Banff Research in Culture (BRiC) 2014 will investigate the cultural, social, and political repercussions of “distributed intimacies”—the processes and outcomes of new forms of mediation that have reshaped how we relate to one another, imagine ourselves as parts of groups, and constitute communities. Given the fractal character of our subjectivity—the ways in which we are necessarily the outcome of networks of intersubjective relations, experiences, and concepts—how are our intimacies constituted by the ways we live? What are the modes and machines by which intimacies are distributed, and what determines their intensities? How does the global distribution of goods, ideas and affects across oceans and continents shape forms of intimacy, belonging and community? What forms of intimacy feel inescapable? What impedes intimacy from flourishing? Are local scenes and forms of collectivity (e.g., non-traditional families, polyamory, activist movements, alternative forms of political practice) enabled by new forms of distributed intimacies? In what ways do contemporary cultural and art practices participate in the distribution of intimacy?
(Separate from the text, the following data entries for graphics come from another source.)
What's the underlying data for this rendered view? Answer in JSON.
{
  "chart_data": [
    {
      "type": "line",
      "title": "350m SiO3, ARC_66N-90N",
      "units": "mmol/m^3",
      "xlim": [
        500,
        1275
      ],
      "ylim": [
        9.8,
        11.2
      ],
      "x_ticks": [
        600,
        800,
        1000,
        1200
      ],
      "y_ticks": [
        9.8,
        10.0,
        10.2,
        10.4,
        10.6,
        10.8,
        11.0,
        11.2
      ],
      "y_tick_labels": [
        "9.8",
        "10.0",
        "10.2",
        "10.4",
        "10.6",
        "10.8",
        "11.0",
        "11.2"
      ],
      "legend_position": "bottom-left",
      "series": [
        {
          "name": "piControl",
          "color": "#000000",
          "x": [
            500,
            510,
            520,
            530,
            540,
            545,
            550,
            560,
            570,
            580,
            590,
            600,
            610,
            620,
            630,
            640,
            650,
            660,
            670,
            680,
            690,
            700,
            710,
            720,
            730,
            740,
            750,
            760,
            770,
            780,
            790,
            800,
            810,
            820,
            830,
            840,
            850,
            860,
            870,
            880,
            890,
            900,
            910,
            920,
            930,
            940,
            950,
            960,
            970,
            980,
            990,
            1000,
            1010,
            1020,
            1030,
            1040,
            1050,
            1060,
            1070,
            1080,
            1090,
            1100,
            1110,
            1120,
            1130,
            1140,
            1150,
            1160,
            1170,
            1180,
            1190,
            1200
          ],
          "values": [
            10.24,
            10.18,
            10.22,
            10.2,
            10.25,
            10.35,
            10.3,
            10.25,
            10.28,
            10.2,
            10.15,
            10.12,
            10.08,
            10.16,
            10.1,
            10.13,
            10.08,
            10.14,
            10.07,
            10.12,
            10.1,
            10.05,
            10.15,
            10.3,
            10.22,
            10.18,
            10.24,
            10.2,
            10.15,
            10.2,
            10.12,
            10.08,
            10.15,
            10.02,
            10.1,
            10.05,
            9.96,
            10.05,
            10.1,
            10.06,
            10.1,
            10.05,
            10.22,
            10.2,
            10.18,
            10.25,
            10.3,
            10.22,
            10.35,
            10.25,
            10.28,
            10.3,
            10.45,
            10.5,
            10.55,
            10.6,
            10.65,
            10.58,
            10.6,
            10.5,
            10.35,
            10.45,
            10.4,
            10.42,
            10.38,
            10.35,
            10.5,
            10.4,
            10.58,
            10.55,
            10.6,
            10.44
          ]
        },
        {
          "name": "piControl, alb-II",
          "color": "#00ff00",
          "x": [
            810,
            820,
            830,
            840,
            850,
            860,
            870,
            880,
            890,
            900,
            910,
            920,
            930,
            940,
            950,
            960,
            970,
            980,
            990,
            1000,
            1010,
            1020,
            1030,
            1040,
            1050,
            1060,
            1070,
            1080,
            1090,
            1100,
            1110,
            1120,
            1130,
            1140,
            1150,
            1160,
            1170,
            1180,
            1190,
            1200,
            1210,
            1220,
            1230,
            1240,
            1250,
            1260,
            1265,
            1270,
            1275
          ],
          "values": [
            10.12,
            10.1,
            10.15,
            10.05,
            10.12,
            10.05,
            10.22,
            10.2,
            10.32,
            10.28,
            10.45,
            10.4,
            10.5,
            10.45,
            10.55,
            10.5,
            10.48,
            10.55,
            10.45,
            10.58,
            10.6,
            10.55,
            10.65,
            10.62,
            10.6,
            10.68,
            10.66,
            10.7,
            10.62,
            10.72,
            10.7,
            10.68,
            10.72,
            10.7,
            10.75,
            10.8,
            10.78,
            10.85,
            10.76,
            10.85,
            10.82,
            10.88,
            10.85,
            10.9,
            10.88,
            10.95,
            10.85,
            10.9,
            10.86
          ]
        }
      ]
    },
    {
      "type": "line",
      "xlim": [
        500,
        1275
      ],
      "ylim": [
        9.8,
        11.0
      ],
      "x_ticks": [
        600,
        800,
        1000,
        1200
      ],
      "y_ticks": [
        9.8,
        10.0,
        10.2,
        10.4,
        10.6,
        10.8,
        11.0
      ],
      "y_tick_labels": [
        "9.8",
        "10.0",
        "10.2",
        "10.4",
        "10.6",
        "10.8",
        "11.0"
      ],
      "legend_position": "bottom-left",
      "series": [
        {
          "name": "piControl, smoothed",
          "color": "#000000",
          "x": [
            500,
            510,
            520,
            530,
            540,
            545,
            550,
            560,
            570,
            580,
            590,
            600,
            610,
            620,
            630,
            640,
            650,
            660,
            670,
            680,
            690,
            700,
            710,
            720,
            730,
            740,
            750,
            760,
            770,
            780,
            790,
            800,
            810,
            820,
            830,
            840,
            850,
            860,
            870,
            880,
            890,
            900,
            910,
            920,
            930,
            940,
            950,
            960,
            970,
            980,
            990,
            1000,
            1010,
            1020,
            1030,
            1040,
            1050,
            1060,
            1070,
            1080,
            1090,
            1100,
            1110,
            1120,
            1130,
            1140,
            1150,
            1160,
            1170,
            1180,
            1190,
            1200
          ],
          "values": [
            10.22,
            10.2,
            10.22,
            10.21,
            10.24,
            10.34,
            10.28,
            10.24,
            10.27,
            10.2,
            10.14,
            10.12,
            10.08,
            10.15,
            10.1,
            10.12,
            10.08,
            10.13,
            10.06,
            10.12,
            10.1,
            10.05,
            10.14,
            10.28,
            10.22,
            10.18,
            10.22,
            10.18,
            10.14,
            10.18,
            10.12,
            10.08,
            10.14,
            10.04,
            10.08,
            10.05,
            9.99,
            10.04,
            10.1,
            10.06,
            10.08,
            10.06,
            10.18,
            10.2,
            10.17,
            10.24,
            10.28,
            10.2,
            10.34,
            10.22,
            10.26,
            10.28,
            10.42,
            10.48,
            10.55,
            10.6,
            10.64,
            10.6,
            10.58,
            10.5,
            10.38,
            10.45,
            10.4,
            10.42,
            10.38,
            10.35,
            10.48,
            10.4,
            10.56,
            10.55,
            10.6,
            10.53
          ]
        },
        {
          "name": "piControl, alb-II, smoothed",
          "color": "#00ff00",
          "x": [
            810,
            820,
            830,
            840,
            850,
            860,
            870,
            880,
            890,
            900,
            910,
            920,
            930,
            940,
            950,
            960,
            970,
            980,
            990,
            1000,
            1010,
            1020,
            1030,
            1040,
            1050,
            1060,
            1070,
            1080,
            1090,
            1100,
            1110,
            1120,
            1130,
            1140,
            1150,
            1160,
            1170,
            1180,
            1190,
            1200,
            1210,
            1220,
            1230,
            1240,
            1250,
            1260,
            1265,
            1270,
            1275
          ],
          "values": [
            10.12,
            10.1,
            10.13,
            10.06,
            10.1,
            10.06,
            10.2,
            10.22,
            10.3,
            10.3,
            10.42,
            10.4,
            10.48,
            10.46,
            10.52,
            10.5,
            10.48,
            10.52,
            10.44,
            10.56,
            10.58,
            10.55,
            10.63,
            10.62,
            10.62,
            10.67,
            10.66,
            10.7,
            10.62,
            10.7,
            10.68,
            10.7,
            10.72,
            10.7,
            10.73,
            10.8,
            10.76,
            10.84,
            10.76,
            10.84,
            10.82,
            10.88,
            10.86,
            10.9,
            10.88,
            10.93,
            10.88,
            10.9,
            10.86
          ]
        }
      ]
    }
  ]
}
To what extent are our intimacies are segmented, remote-controlled, and apportioned, and can we redefine these distributions without lapsing into a nostalgic primitivism? Finally, what does distributed intimacy imply for social change as well as for the politics of shaping one’s own self in relation to others?

We look forward to receiving compelling and original project proposals from thinkers and creators working on a wide range of projects.

Faculty

Lauren Berlant is George M. Pullman Professor of English at the University of Chicago. Her national sentimentality trilogy — The Anatomy of National Fantasy (1991), The Queen of America Goes to Washington City (1997), and The Female Complaint (2008) — morphed into quartet with her celebrated book, Cruel Optimism (2011), on precarious publics and the aesthetics of affective adjustment in the U.S. and Europe. A co-editor of Critical Inquiry, she is also editor of Intimacy (2000), Our Monica, Ourselves: The Clinton Affair and the National Interest (2001), Compassion: the Culture and Politics of an Emotion (2004), and On the Case (Critical Inquiry, 2007).

Francisco Camacho was born in 1983 in Bogota, and lives and works in Amsterdam. He received a BFA from the Universidad Nacional de Colombia, Bogota, in 2003, and was a research fellow at the Rijksakademie in Amsterdam in 2008-2009. Camacho’s politically engaged projects, which can be viewed as forms of activism or social discourse, have been presented in numerous solo and group exhibitions internationally, notably at the 2007 Biennale de Québec and the 2008 Brussels Biennial. In 2009 Camacho performed his ongoing project Group Marriage at SKOR in Amsterdam, as part of Manifestatie Spinoza. Other projects include record-breaking feats in The Guinness World Book of Records, and Truth Monument, a video and sculpture created with the inhabitants of a town in New Mexico, now on permanent display at the Geronimo Springs Museum. His solo exhibition Entkustung de l’art was presented at Casino Luxembourg – Forum d’art contemporain, where he was a resident artist in 2010. In 2011 Camacho completed an intervention as part of 12 Gestures, a project initiated by The Public School, Los Angeles, and the Kadist Art Foundation, Paris. Also in 2011, he created a community-based project for the Van Abbe Museum, Eindhoven.

Wendy Hui Kyong Chun is Professor of Modern Culture and Media at Brown University. She has studied both Systems Design Engineering and English Literature, which she combines and mutates in her current work on digital media. She is author of Control and Freedom: Power and Paranoia in the Age of Fiber Optics (2006), and Programmed Visions: Software and Memory (2011); she is co-editor (with Lynne Joyrich) of a special issue of Camera Obscura entitled “Race and/as Technology” and co-editor (with Thomas Keenan) of New Media, Old Media: A History and Theory Reader (2005). She is currently a Member of the Institute for Advanced Study (Princeton), she has been a fellow at the Radcliffe Institute for Advanced Study at Harvard and a Wriston Fellow at Brown, as well as a visiting associate professor in the History of Science Department at Harvard. She is currently working on a monograph entitled Imagined Networks.